The kneecap, or patella, is a very mobile bone in the front of the knee. It is part of the extensor mechanism of the knee and is involved in extending or straightening the knee. The patella connects the large quadriceps muscles in the front of the thigh to the patellar tendon, which is then connected to the tibia, or shin bone. When the quadriceps muscles contract they pull on the patella, which transmits the force to the patellar tendon and then to the tibia, allowing the knee to straighten. The patella acts as a fulcrum to increase the force of the quadriceps muscles.
Because the patella is so mobile, it can be prone to dislocation. The patellofemoral joint is part of the knee and comprises the patella and the groove in the femur bone that the patella glides in (the trochlea). Normal patellofemoral motion is the result of a combination of active and passive restraints.
Active restraint of the patella is provided by the quadriceps muscles. If the inside part of the quadriceps muscle (the vastus medialis obliquus or VMO) is weak or does not contract in phase with the outside part, the patella may track abnormally in the groove and cause pain. This is usually treated very effectively by physical therapy.

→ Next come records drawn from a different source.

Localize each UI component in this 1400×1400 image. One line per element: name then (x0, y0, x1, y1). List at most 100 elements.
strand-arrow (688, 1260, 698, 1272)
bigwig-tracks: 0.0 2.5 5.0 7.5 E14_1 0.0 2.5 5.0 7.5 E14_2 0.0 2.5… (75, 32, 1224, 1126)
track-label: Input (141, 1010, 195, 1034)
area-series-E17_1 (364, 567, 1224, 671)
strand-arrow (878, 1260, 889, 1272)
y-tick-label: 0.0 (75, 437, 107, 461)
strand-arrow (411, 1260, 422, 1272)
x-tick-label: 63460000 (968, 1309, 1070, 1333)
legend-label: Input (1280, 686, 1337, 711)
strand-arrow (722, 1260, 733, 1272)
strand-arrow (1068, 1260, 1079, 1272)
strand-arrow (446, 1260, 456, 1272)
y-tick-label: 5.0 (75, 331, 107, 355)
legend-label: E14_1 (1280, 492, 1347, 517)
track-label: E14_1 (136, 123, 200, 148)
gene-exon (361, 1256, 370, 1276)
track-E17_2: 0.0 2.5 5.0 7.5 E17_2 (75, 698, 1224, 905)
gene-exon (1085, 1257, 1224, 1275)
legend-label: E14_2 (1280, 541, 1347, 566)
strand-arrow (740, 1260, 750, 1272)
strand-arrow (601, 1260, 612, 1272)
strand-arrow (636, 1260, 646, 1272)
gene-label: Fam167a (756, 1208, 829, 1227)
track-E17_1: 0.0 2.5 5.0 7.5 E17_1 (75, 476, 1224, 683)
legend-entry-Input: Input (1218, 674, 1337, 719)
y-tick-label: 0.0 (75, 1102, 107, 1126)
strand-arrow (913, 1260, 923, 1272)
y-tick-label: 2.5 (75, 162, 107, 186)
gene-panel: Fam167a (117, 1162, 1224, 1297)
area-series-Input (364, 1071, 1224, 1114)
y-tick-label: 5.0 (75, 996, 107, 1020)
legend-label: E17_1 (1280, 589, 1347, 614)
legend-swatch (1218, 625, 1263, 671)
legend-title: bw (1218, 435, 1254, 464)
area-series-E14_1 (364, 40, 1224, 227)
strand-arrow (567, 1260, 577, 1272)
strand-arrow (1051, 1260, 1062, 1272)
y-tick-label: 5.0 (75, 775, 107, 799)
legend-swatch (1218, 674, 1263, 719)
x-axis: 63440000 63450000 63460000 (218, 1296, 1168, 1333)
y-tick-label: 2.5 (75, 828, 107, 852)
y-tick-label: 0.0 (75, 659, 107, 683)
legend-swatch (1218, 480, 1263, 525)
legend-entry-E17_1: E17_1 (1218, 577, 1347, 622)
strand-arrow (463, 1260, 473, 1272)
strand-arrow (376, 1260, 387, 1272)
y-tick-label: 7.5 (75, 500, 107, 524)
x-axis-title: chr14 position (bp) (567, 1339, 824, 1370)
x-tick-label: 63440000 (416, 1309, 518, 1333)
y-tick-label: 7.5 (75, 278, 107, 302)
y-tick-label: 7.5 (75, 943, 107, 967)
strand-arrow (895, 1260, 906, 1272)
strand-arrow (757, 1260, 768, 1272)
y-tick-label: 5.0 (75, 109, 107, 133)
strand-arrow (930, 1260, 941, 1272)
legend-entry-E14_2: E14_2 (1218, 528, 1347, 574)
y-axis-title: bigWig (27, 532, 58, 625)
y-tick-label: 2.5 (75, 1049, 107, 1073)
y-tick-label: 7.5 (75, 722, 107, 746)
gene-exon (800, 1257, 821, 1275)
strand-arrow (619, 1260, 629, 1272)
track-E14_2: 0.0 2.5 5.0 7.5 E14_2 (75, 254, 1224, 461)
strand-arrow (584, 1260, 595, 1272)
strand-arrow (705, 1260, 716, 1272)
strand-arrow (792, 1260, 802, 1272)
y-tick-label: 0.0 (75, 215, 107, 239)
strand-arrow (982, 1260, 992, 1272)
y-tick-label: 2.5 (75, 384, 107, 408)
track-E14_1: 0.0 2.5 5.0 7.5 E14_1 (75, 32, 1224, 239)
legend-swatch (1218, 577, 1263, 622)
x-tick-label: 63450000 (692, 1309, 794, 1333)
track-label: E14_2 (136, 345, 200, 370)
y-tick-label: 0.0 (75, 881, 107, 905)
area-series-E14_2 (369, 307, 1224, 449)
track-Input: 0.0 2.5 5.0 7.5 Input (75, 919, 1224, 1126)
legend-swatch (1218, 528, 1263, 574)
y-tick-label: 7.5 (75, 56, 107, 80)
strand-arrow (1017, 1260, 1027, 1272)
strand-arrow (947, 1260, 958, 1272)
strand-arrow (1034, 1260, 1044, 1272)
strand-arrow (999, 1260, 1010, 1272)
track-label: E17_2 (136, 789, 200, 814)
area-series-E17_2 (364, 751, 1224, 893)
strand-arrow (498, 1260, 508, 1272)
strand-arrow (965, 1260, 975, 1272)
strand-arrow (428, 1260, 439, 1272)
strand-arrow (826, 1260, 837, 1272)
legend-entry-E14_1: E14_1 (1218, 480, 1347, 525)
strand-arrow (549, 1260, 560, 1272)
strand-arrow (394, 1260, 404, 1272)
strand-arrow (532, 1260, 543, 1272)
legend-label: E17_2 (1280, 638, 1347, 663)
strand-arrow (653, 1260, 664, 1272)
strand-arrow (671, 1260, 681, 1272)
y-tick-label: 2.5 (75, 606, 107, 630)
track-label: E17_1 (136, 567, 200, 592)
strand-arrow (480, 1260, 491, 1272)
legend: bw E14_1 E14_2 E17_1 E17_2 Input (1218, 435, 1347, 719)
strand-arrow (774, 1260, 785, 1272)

Passive restraint of the patella is provided by the ligaments around the knee and the bony anatomy of the knee and whole lower extremity. Problems that can lead to patellofemoral instability include a shallow trochlear groove on the femur, an abnormal angle between the femur and tibia where they come together at the knee joint (Q Angle, see Figure X), and an injury to the ligament on the inside of the knee that connects the patella to the femur (the medial patellofemoral ligament or MPFL). Most people that develop chronic instability of the kneecap, or patellar instability, remember sustaining a traumatic first dislocation of the patella, after which the instability developed. During this first dislocation, the MPFL is usually torn. Multiple repeated dislocations of the patella can lead to injury of the cartilage underneath the patella and can lead to early arthritis.
Treatment for patellofemoral instability initially focuses on trying to strengthen the quadriceps muscles and VMO; a brace is often used to help stabilize the patella. If these treatments are unsuccessful, then surgical stabilization can be considered. The individual procedure performed depends on the underlying cause of the instability. A newer procedure that has been shown to be very effective for the treatment of patellofemoral instability is reconstruction of the MPFL with one of the hamstring tendons near the knee (hamstring autograft).
MPFL reconstruction involves several components. During the first part of the operation an arthroscopy of the knee is performed to assess and treat any damage that has occurred because of the dislocations. At this point, any tight tissues on the outside of the kneecap can be released (a lateral release). During the second part of the operation, one of the hamstring tendons (either the gracilis or the semitendinosis) is harvested through a small incision on the inside of the knee. The MPFL is then carefully reconstructed through two more small incisions on the inside of the knee, creating a very strong tether to prevent further lateral dislocation of the kneecap. Depending on the bony anatomy of the knee, the attachment of the patellar tendon to the tibia bone (tibial tubercle) may also need to be shifted by performing a tibial tubercle osteotomy. This involves making a bony cut of the tibia at the tibial tubercle, sliding it medially, and fixing it into place with screws. This part of the operation is being done much less commonly now, however, given how successful simple reconstruction of the MPFL is.
Postoperatively, a brace is usually worn for 6 weeks. Physical therapy is usually started after 1-2 weeks and continued for several months. Full return to athletic activity typically occurs between 4-6 months after surgery.